Figure 1: Block flow diagram, hydrogen production coal gasification plant with CO2 capture1
Figure 2 shows a variation of the gasification-based hydrogen production plant with 90% CO2 capture from Figure 1, but in this case consisting of a coal and woody biomass co-gasification configuration. Plant throughput is considerably scaled down to accommodate a reasonable assumption of finite biomass availability for such a plant and similar scale to a comparable gasification plant that had run in this type of co-gasification configuration (the Buggenum IGCC plant), and with percentage of biomass co-feed necessary to achieve net-zero life cycle emissions for this case.
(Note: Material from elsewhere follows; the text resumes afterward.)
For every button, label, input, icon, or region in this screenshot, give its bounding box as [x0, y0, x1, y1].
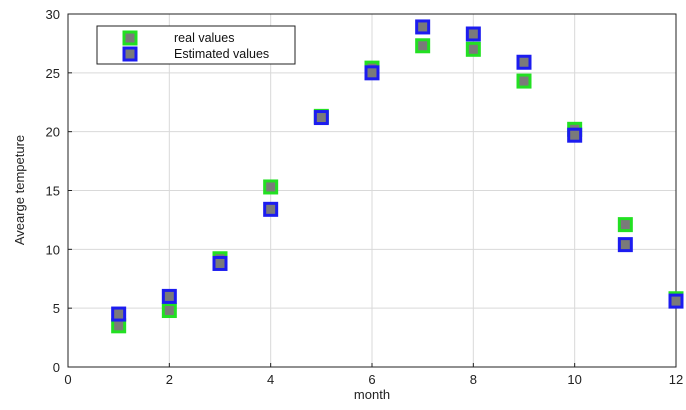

Process unit operations are similar to those of the previous case but with additional complications, notably that of a biomass dryer to torrefy the woody biomass as required for the dry feed entrained flow gasifier.
Figure 2: Block flow diagram, hydrogen production coal and biomass co-gasification plant with CO2 capture1
Although levelized cost of hydrogen is higher for this case compared to the others, it has the virtue of significant negative global warming potential according to life cycle emissions analysis. The addition of biomass feed enables the negative potential, whereas all other cases (even those with 90% capture) exhibit greater than zero warming potentials across the board. For detailed discussion of those life cycle emissions comparison, the reader is encouraged to examine Exhibit ES-4 and accompanying discussion provided in the NETL hydrogen production baseline study.